What kind of Mortgage can you afford in Alberta and Saskatchewan these days?

Posted on: August 12th, 2015 by firstandsecondmortgages No Comments

The days where mortgages were 20 times a person’s income, and you could refinance nearly 100% of a home’s equity are a thing of the past. There is a new mortgage landscape out there. Salaries, job prospects, confidence, legislation, and property prices have all contributed greatly to the changing scenery of the mortgage world. A lot of people just think that a simple calculator is all they need to determine what kind of mortgage they can afford. However, this isn’t always the case. Making sure that you are certain you can afford the mortgage you take is essential. So everything considered, just what kind of mortgage can you afford in Alberta and Saskatchewan these days?

First, understand the changes in legislation

Major changes have taken effect in Canada in the last few years. Since 2008, in order to combat the prices and volatile market, the government of Canada has mandated that you must put down a down payment of at least 5%. If it is non owner-occupied home, such as a vacation home, it needs to be 20% – not only that, but the period of amortization (the length to pay off the mortgage) has been decreased to 25 years.

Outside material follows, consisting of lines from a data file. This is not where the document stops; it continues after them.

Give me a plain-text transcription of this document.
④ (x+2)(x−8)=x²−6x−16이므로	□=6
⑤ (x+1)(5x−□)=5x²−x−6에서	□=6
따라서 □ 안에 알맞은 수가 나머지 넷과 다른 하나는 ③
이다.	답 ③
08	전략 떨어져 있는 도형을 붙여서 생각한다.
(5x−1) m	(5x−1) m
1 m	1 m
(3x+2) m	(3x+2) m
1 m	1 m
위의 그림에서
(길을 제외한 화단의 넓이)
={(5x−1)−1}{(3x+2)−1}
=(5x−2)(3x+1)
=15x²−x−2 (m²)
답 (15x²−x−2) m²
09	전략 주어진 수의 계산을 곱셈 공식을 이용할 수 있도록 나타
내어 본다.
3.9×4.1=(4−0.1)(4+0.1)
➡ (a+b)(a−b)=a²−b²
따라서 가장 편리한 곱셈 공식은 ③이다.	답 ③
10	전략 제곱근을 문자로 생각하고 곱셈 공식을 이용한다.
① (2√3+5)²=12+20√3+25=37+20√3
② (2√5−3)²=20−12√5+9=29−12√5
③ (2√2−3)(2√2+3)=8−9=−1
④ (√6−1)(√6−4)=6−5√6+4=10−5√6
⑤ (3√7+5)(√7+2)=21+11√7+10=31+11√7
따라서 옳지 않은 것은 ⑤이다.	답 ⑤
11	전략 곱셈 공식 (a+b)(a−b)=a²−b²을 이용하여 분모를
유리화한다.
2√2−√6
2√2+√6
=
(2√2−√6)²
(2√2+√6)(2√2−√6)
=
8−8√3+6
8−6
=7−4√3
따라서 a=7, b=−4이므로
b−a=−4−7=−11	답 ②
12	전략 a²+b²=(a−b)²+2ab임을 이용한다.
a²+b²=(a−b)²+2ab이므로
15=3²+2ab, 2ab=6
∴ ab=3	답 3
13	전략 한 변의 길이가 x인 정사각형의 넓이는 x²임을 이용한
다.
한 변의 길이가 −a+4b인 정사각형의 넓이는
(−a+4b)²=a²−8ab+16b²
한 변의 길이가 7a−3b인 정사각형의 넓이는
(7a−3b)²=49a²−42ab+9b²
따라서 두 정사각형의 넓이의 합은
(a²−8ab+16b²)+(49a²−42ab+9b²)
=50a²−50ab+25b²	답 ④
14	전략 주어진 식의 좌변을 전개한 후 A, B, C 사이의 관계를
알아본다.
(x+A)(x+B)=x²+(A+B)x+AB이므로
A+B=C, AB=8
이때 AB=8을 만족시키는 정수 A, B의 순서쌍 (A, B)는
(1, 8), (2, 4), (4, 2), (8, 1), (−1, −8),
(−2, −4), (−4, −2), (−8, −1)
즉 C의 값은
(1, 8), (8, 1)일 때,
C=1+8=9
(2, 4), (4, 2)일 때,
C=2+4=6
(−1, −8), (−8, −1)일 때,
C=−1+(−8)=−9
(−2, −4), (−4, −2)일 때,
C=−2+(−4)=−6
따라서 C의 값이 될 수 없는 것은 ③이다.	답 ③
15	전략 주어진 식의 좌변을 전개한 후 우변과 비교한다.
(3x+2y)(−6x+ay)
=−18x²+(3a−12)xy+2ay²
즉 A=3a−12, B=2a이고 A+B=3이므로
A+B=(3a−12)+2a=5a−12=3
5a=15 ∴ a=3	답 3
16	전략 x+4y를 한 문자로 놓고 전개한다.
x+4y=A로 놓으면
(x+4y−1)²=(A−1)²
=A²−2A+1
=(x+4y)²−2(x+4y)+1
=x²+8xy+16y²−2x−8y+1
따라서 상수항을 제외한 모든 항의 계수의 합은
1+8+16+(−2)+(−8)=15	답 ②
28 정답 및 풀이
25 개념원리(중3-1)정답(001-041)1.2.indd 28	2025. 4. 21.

Next, gather up your monthly income and expenses, and determine what you are going to cut back on.

It sounds complicated, but it isn’t. Determine what your monthly income is, and take away all necessary expenses at this time, except for rent and utilities where you are now. This includes food, transport, and things like entertainment and clothing. See how much is left over. Say you make 4,000 per month, you don’t want your housing payments to cost more than 1/3rd (roughly $1,300) of your total income. You can do more, but it isn’t recommended. Now that you see all of your expenses in front of you can you make a mortgage payment of 1.3rd of your salary, and still get by?

Don’t exceed some simple ratios

In general, savvy investors and homeowners like to stick to the rule that they don’t like taking a home that 3 times more than their gross income. However, this is a very general guideline. If you don’t have many debt obligations, and are good at saving money, or can put down a large down payment of 20%, then feel free to exceed this if you feel comfortable.

When you are looking to buy a home, don’t rush into things. First make a few calculations and ask yourself if you can really live with cutting out some of your unnecessary spending. Also, make sure you are ready for a large financial commitment before signing the paperwork. Keep these simple tips in mind to understand how large of a mortgage you can afford in Alberta and Saskatchewan.